As we reckon with Canada's troubling history, visual art gives us what words and statistics can't

Artists like Christi Belcourt, Shantel Miller, and Elicser Elliott are painting vivid counter-narratives of race, gender, colonialism, and the spaces they occupy.

These artists are painting vivid counter-narratives of race, gender, colonialism, and the spaces they occupy

Elicser Elliott's "Giants of the Danforth" mural at 975 Danforth Ave. Aerosol and latex, 20 feet x 65 feet, 2020. (Elicser Elliott)

When the graves of 215 children were unearthed at the former Kamloops Indian Residential School in May, the world was forced to stop and reckon with emerging facts of the cultural genocide and violence of settler-colonialism in Canada. The number of unmarked graves continues to climb alongside protests against the Canadian government and the Catholic church.

As many have reflected on the atrocities that led to hundreds of unmarked graves, artist Whitney Gould reminds us to understand the experiences from the perspective of the children themselves. Gould, a substitute teacher from We'koqma'q First Nation, crafted her piece "They Found Us" (2021) in response to the news at Kamloops Indian Residential School. The piece, which immediately went viral, introduces a largely overlooked narrative: the profiles of two children are depicted, assumed to be running from a residential school — compelling the viewer to sit with the children in their moments of escape and unease from being found.
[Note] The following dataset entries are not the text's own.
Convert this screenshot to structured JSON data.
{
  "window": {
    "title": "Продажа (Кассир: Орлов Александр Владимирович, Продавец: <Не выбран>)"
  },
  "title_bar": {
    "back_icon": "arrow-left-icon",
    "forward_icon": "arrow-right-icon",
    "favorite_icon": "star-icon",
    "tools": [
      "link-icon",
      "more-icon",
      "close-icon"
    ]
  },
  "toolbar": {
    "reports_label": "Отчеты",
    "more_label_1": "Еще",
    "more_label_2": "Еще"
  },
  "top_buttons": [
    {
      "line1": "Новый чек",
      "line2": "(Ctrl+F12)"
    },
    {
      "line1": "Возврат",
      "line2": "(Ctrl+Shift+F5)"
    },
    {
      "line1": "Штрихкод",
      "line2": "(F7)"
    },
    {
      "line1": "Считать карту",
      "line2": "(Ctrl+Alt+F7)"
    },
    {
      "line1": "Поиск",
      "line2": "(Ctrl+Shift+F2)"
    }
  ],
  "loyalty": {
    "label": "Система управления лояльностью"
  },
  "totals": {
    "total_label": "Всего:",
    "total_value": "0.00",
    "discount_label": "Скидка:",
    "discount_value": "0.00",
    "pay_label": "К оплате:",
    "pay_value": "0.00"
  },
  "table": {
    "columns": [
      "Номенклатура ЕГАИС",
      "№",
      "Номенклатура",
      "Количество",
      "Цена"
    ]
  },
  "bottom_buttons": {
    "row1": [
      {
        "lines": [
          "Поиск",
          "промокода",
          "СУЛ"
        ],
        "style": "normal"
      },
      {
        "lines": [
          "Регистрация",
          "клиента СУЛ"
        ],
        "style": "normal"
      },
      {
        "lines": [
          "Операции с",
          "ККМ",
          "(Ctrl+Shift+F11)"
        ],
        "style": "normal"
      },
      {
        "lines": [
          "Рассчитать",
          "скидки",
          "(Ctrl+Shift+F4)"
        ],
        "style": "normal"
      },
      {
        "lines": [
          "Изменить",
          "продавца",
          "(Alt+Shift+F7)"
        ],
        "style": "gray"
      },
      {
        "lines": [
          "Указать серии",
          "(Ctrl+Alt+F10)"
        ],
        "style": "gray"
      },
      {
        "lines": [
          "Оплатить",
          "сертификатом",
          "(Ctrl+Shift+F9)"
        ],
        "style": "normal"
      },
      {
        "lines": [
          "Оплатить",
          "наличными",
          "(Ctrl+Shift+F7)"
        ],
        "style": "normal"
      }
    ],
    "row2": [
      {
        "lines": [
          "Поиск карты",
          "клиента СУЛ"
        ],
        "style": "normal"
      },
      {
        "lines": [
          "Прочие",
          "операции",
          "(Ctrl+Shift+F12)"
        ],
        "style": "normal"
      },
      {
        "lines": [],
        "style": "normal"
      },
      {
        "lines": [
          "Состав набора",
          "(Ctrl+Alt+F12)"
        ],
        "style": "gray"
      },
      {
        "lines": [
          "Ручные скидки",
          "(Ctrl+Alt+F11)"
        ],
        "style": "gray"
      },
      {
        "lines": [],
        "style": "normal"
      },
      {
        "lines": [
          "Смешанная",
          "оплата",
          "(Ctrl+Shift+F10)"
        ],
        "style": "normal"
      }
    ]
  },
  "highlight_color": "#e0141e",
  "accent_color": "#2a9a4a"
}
Gould, who is the granddaughter of a residential school survivor, is using her creative medium to provoke reflections on the violence of this project called Canada — and she isn't the only one. Her recent illustration compelled me to talk with other Indigenous and Black artists in Canada who are similarly responding to the social and political world through their artwork across visual mediums.

Christi Belcourt, a Michif (Métis) visual artist from northern Ontario, uses her work to ask us to engage the transcendence of Indigenous ways of life, languages, and cultures and to confront the failures of Canada's attempts at reconciliation. In 2015, she unveiled "Aabaakawad Anishinaabewin" (Reviving Everything Anishinaabe), a painting that explores intergenerational effects of residential schools and evokes a feeling of hope and revival of Indigenous life, languages, and connections to the land. She spent seven years creating "Walking With Our Sisters," an installation tour that commemorates missing and murdered Indigenous women. Her artwork has also inspired the Valentino fashion line, and she was named the 2016 winner of the Premier's Awards for Excellence in the Arts.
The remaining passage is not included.